You’ve heard the story of the broadcast, I am sure. In 1938, Orson Welles put the US into a panic by doing a fake news broadcast about Martians landing in New Jersey and wreaking havoc. That the broadcast was a trick on the populace, caused mass panic, and disrupted the entire United States one October night. But dig deeper, listen to the rhythms, the flow, the story of the radio play, and you will find a much richer text than the one imagined by your preconceptions. A story worth the attention of any and all genre fans.
Orson Welles’ The War of the Worlds radio play first aired on October 30,1938. The radio play itself was written by Howard Koch and Anne Froelick, with the production directed by Orson Welles, who stars in the play as Professor Richard Pierson, a fictional famous astronomer. Running about an hour long, the Radio Play is divided into several distinct parts: A Prologue/Introduction from Welles, a three act structure of the main story, and then a coda.
In the Prologue, Welles introduces the story, explicitly framing it as a future science fiction tale (“in the 39th year of the 20th century”). Welles’ prologue also previews the menace that the inhabitants of Mars have for the inhabitants of the Earth. Famously, this is the portion of the broadcast that many of the listeners did not hear, leading to the famous “panic”. A check of astronomical records further confirm that Mars was not in the sky on the night of the broadcast, but is most definitely visible on the October 30,1939 future fictional date on which the broadcast is set. While it predicts the end of the Great Depression, the broadcast also, sadly, predicts a de-escalation of tensions in Europe that in real life would not come to pass.

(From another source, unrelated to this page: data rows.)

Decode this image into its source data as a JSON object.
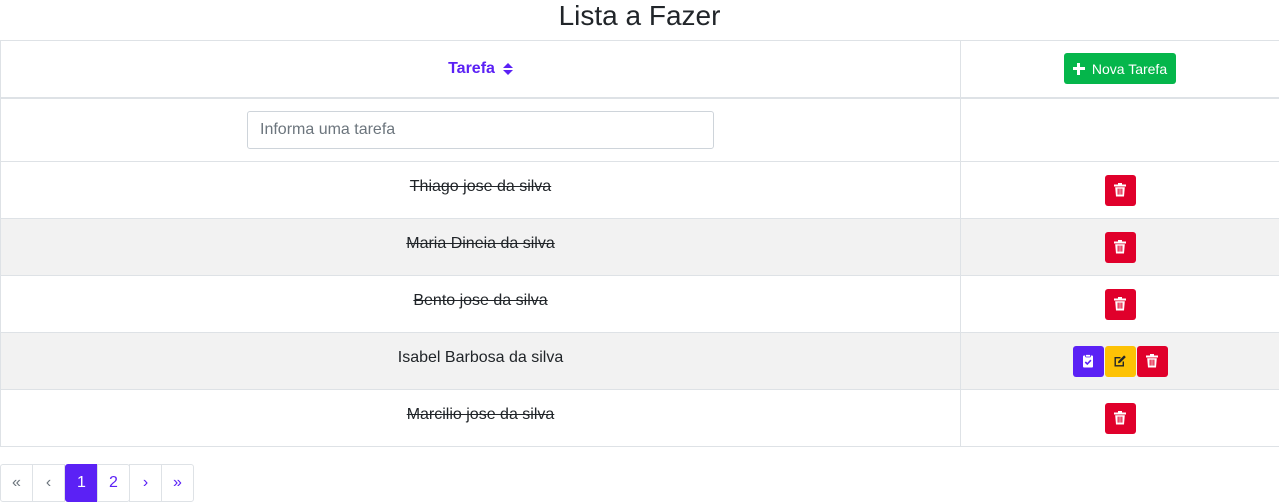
{
  "header": {
    "title": "Lista a Fazer"
  },
  "table": {
    "column_task": "Tarefa",
    "new_button_label": "Nova Tarefa",
    "filter_placeholder": "Informa uma tarefa",
    "rows": [
      {
        "name": "Thiago jose da silva",
        "done": true
      },
      {
        "name": "Maria Dineia da silva",
        "done": true
      },
      {
        "name": "Bento jose da silva",
        "done": true
      },
      {
        "name": "Isabel Barbosa da silva",
        "done": false
      },
      {
        "name": "Marcilio jose da silva",
        "done": true
      }
    ]
  },
  "pagination": {
    "first": "«",
    "prev": "‹",
    "pages": [
      "1",
      "2"
    ],
    "current": "1",
    "next": "›",
    "last": "»"
  },
  "colors": {
    "accent": "#5b21f5",
    "success": "#05b64b",
    "danger": "#e0002b",
    "warning": "#fdc205"
  },
  "icons": {
    "sort": "sort-icon",
    "new": "plus-icon",
    "delete": "trash-icon",
    "complete": "clipboard-check-icon",
    "edit": "edit-icon"
  }
}
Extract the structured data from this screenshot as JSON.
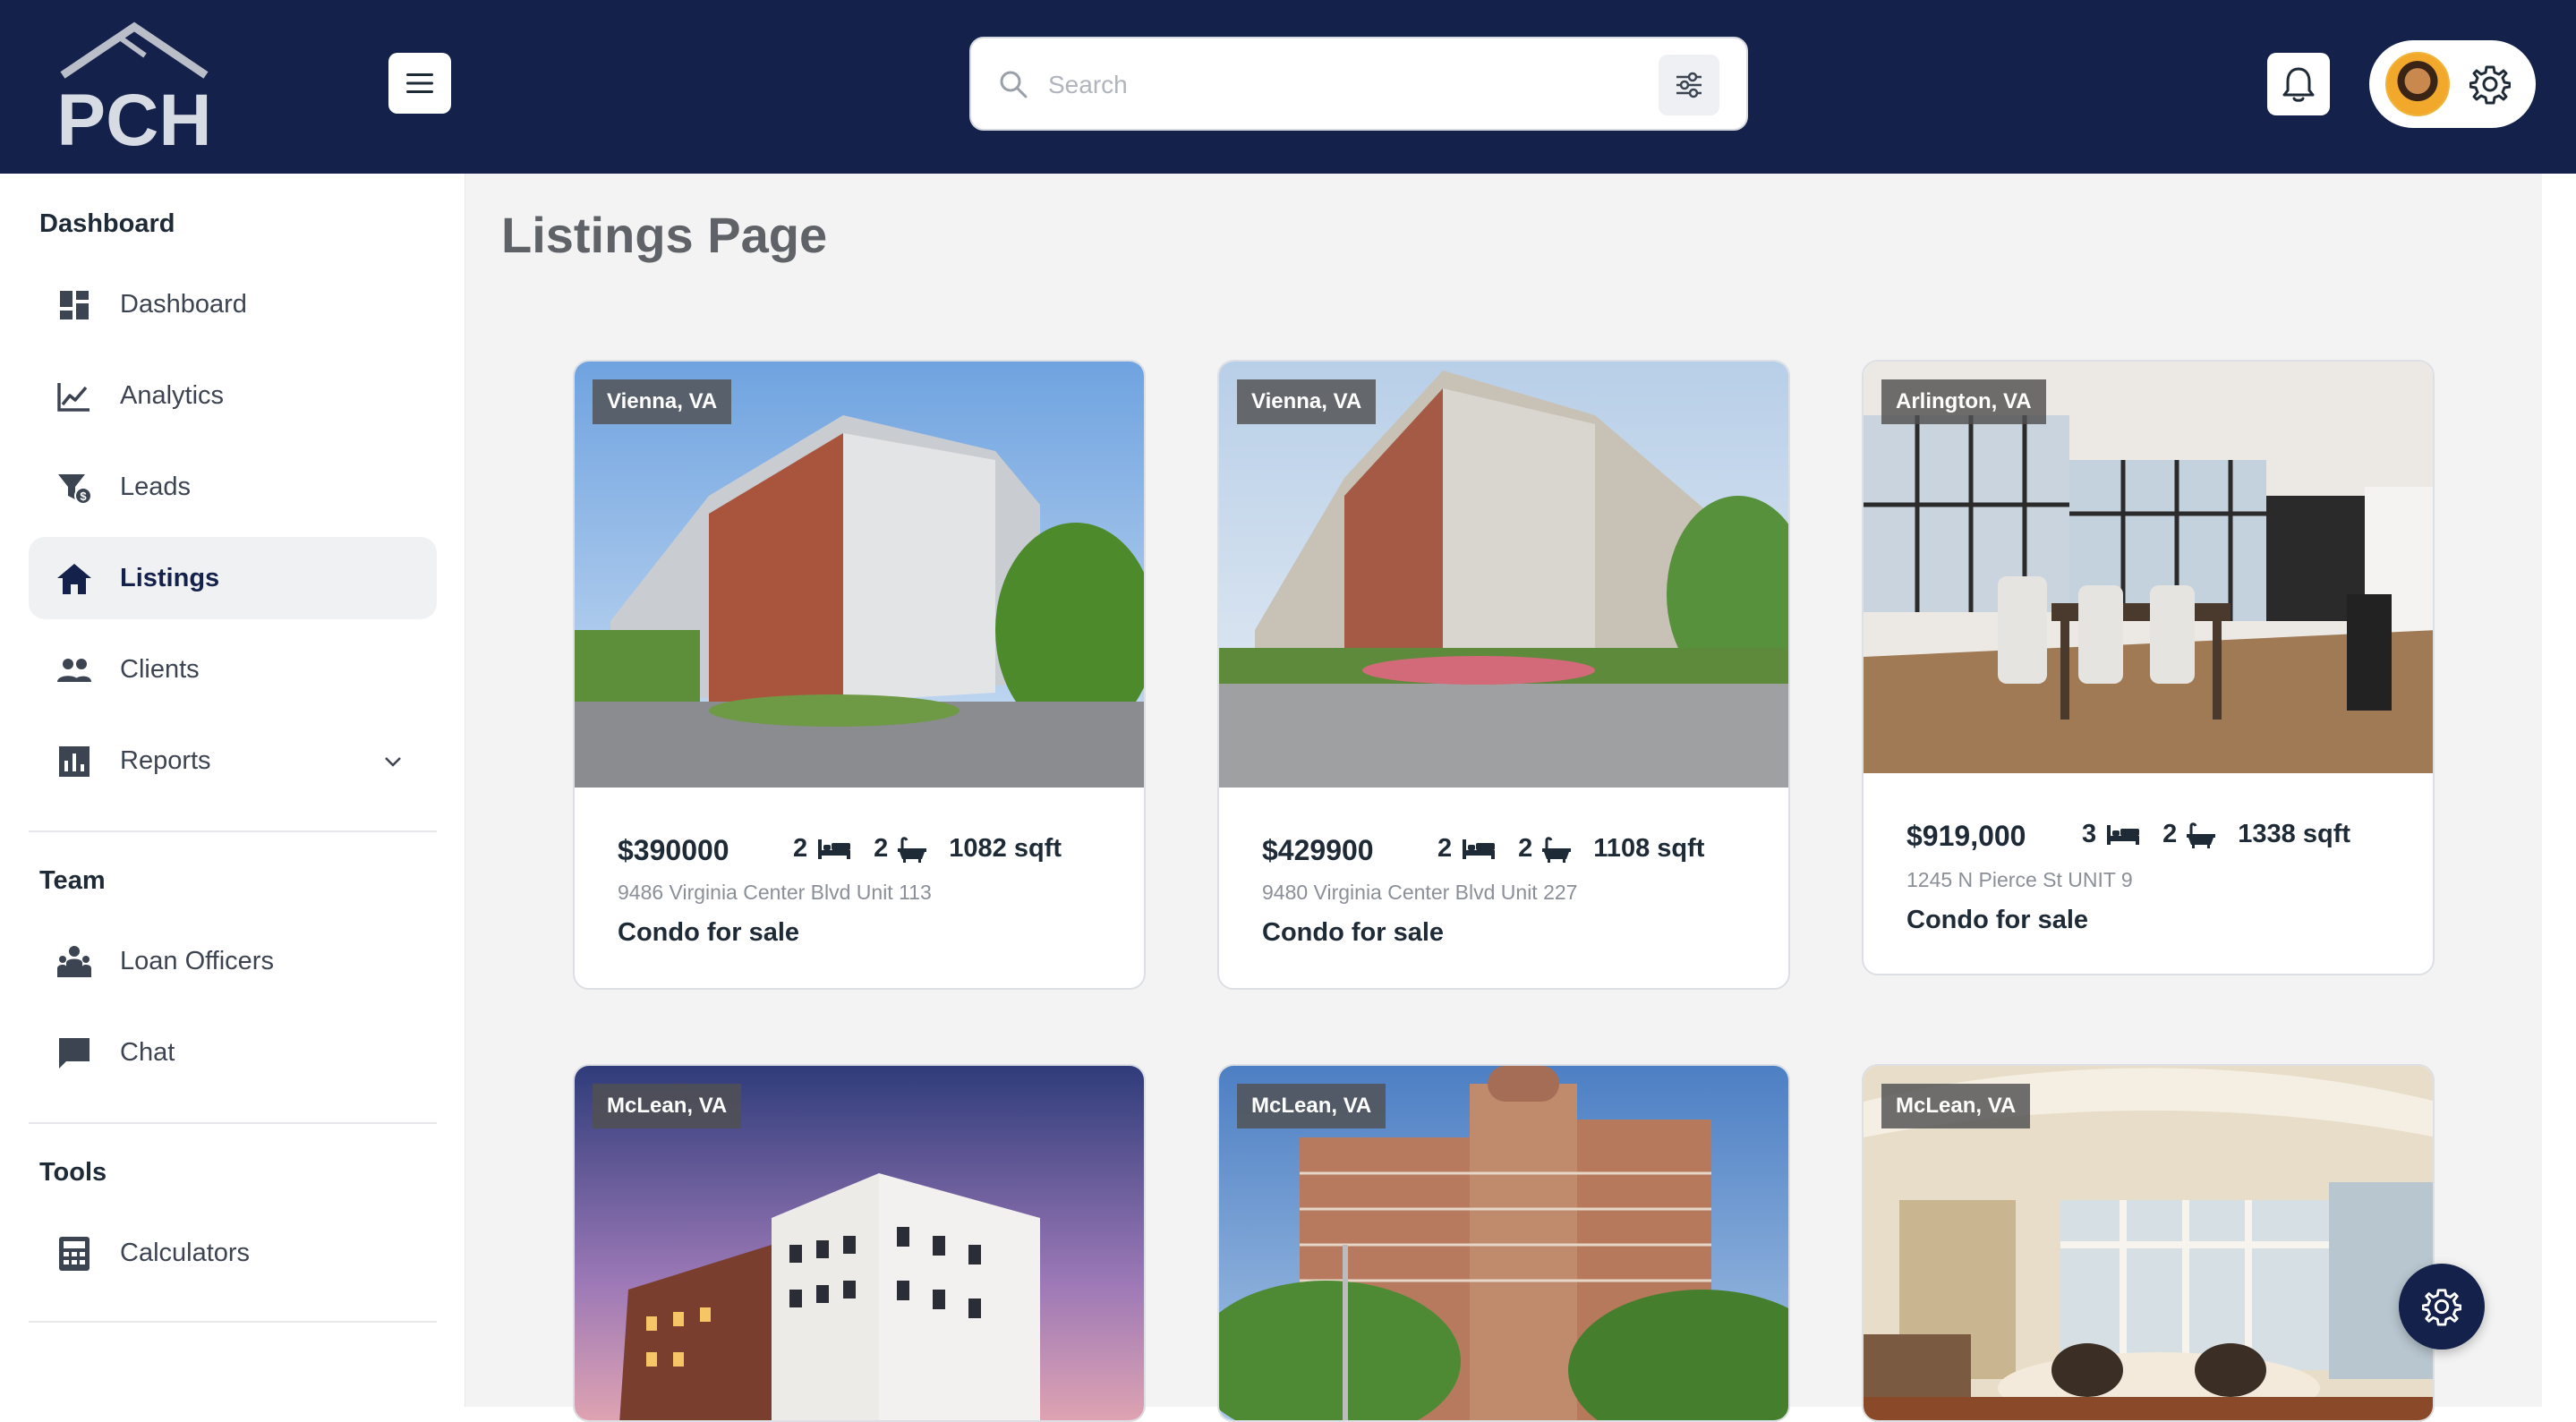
{
  "header": {
    "logo_text": "PCH",
    "search_placeholder": "Search"
  },
  "sidebar": {
    "sections": [
      {
        "title": "Dashboard"
      },
      {
        "title": "Team"
      },
      {
        "title": "Tools"
      }
    ],
    "items": [
      {
        "label": "Dashboard",
        "icon": "dashboard-icon"
      },
      {
        "label": "Analytics",
        "icon": "analytics-icon"
      },
      {
        "label": "Leads",
        "icon": "leads-icon"
      },
      {
        "label": "Listings",
        "icon": "home-icon",
        "active": true
      },
      {
        "label": "Clients",
        "icon": "clients-icon"
      },
      {
        "label": "Reports",
        "icon": "reports-icon"
      },
      {
        "label": "Loan Officers",
        "icon": "loan-officers-icon"
      },
      {
        "label": "Chat",
        "icon": "chat-icon"
      },
      {
        "label": "Calculators",
        "icon": "calculator-icon"
      }
    ]
  },
  "main": {
    "title": "Listings Page",
    "listings": [
      {
        "location": "Vienna, VA",
        "price": "$390000",
        "beds": "2",
        "baths": "2",
        "sqft": "1082 sqft",
        "address": "9486 Virginia Center Blvd Unit 113",
        "type": "Condo for sale"
      },
      {
        "location": "Vienna, VA",
        "price": "$429900",
        "beds": "2",
        "baths": "2",
        "sqft": "1108 sqft",
        "address": "9480 Virginia Center Blvd Unit 227",
        "type": "Condo for sale"
      },
      {
        "location": "Arlington, VA",
        "price": "$919,000",
        "beds": "3",
        "baths": "2",
        "sqft": "1338 sqft",
        "address": "1245 N Pierce St UNIT 9",
        "type": "Condo for sale"
      },
      {
        "location": "McLean, VA"
      },
      {
        "location": "McLean, VA"
      },
      {
        "location": "McLean, VA"
      }
    ]
  },
  "colors": {
    "navy": "#14214a",
    "background": "#f3f3f4"
  }
}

In the first act of the main body of the play, the fictional framing device of the radio play purporting to be an ordinary CBS programming of the evening would and did lead those dial surfing and coming to the play late to think it was non-fiction and describing real events. The radio play cleverly picks up a weather report in progress, and then moves to the music of a fictional orchestra at a fictional hotel in New York City. This music is then punctuated by interruptions with news reports and bulletins about disturbances on Mars, including an interview with Welles’ Pierson. This format of radio programs being interrupted by news bulletins and late breaking news is something that listeners in the late 1930’s were getting used to, with the very real troubles in Europe interrupting programs on a frequent basis. This portion of the broadcast ends with the reveal of the Martians at Grovers Mills, New Jersey, and documents the death and havoc inflicted on those who have come to meet the fallen cylinder.
During the aftermath of the first attack at the firm, the second act of the plays uses the conceit of CBS turning their broadcast facilities over to the State Militia of New Jersey. This allows the radio play to expand its frame by having a variety of military personnel in various areas reacting to and trying to dealing with the invaders. This section ends, memorably, and chillingly, as an implacable wall of poisonous smoke crosses Manhattan Island, killing all in its path, and only a single radio operator is seemingly the one person left alive in the carnage.
The third act of the radio play is prefaced by a station break reconfirming that this is a radio production of The War of the Worlds, changing the format. Instead of news bulletins and reports, we instead get the intimate first person point of view of Professor Pierson, who has survived after all. He slowly makes his way toward New York City — seeing the destruction wrought by the Martians — meets a survivor, and then, finally, bears witness to the death of the Martians. This section, much like parts of the H.G. Wells novel, is reflective and philosophical, musing on the meanings of what is happening, how and why. After this last act, in a coda to the production, Welles breaks character to reinforce that this was merely a radio play, intended to be fictional, and not to be taken literally.
The immersive techniques and slow build up bring the fictional narrative to life — even once you know the trick and know that it is fictional. Devices used by radio plays, podcasts and full cast recordings of audiobooks have learned (and still could use) techniques from this radio play to draw listeners in and engage their suspension of disbelief, even to this day. And the radio play itself has been readapted and reimagined ever since. In addition to those straight adaptations, it has been alluded to in many other works of science fiction, ranging from the League of Extraordinary Gentlemen to the novels of John Christopher. Much more than the original War of the Worlds novel, the radio play of the War of the Worlds has in many ways become the definitive version of the story, or one that those who would adapt the original novel must reference or acknowledge.
And, finally, the broadcast made Welles reputation as a visionary in media and someone to pay attention. This success garned enough prestige for him to finally get a sponsor to financially backing the show, something he had long sought. This crucial step up in his career would lead to bigger and greater things for him, including his film career. Orson Welles’ The War of the Worlds has been nominated for a 1939 Retro Hugo, and is fully deserving of that nomination.